The snake’s dusty pink scales told Mary it was the species Crotalus oreganus abyssus, (western rattlesnake of the abyss), but the rangers called them “Grand Canyon pinks.” The Grand Canyon pink rattled its annoyance at the rock climber trespassing upon its ledge. Very, very slowly Mary lowered her body back down to her last position on the rock.
* * *
Sometimes the boss made Mary pull a tour at the other ranger stations. This was the case during the early hours of April 13, 1996—the first night of her first tour working alone at Phantom Ranch.
Mary told the park dispatcher a child had fallen off the Clear Creek Trail, and within minutes Bryan Wisher was out the door of the Indian Garden Ranger Station. The accident site was seven miles from Indian Garden and two miles from Phantom Ranch. Mary grabbed a rope and blitzed up the trail while volunteer Sjors Hortsman stayed behind long enough to enlist a team of concession employees and NPS trail crew workers to follow him to the site.
When Mary reached the scene, a group of backpackers directed the ranger to the edge of a seventy-five-foot cliff. The backpackers said the boy had inadvertently stepped off the cliff when he got up to urinate during the night.
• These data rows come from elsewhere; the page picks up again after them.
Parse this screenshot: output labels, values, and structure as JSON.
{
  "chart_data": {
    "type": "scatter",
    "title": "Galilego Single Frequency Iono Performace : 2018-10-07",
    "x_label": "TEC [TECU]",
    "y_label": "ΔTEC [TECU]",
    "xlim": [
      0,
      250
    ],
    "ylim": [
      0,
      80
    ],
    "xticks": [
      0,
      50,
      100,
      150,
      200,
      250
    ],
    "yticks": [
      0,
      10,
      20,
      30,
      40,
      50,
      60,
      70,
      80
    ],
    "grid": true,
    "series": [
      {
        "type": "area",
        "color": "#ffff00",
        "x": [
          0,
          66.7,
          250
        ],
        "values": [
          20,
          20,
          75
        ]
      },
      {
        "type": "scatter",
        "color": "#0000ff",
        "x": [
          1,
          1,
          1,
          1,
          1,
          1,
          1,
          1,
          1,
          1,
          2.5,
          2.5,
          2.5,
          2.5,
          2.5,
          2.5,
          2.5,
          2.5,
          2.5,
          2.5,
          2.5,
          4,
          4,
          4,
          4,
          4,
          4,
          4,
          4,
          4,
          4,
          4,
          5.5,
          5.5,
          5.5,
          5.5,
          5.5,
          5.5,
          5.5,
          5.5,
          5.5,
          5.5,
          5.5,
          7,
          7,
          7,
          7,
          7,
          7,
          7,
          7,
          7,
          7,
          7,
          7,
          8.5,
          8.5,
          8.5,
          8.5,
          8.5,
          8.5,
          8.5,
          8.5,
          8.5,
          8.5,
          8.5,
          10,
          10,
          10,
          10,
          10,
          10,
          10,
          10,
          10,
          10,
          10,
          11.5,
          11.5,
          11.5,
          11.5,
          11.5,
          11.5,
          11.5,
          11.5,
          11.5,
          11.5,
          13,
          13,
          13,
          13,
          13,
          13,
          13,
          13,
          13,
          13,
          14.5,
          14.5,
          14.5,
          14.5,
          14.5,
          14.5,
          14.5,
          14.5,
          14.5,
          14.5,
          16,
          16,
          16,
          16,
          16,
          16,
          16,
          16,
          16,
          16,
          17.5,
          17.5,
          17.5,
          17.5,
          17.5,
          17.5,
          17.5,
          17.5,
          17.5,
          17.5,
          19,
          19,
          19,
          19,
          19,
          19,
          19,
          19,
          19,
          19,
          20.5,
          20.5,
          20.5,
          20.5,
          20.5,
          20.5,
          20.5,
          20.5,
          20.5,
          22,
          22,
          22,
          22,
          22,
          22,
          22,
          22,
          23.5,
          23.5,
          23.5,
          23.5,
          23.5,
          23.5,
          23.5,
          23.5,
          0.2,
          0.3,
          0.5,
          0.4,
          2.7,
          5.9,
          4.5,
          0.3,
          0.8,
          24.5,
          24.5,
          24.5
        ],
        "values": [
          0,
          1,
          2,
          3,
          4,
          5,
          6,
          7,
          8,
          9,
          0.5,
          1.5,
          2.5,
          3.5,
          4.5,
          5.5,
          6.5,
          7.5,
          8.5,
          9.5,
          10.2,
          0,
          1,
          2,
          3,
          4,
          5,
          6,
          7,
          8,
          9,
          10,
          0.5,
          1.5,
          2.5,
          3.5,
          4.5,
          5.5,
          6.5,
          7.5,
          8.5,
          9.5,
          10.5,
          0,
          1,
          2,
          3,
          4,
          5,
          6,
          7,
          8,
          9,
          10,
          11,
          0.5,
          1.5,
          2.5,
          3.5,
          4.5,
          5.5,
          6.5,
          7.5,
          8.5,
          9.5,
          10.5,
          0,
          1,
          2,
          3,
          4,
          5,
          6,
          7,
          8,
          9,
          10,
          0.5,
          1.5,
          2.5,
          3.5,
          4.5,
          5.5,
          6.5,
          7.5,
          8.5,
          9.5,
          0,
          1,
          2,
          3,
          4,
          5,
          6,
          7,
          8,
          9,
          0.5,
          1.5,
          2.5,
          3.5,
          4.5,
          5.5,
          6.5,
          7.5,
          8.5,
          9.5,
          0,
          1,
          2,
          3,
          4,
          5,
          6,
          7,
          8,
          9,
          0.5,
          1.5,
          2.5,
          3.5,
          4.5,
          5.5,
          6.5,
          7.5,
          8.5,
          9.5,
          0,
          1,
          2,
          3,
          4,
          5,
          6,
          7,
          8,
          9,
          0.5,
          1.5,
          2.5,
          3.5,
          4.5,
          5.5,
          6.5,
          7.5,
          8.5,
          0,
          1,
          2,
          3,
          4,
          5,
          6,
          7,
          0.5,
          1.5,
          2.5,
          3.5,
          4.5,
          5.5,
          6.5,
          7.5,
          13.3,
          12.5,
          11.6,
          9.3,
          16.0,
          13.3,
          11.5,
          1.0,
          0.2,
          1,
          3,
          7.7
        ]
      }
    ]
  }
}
Mary leaned over the edge and scanned the rocks below until the beam of her headlamp lit up the boy. What she saw made her feel sick. It appeared that after hitting bottom, the boy had lived long enough to crawl fifty yards to an emergency blanket someone had thrown down to him. Now the boy wasn’t moving or responding to his name. He wore nothing but underwear and the foil blanket. For Mary, seeing this thirteen-year-old boy curled up into a fetal position on the rocks was the “ultimate bummer.”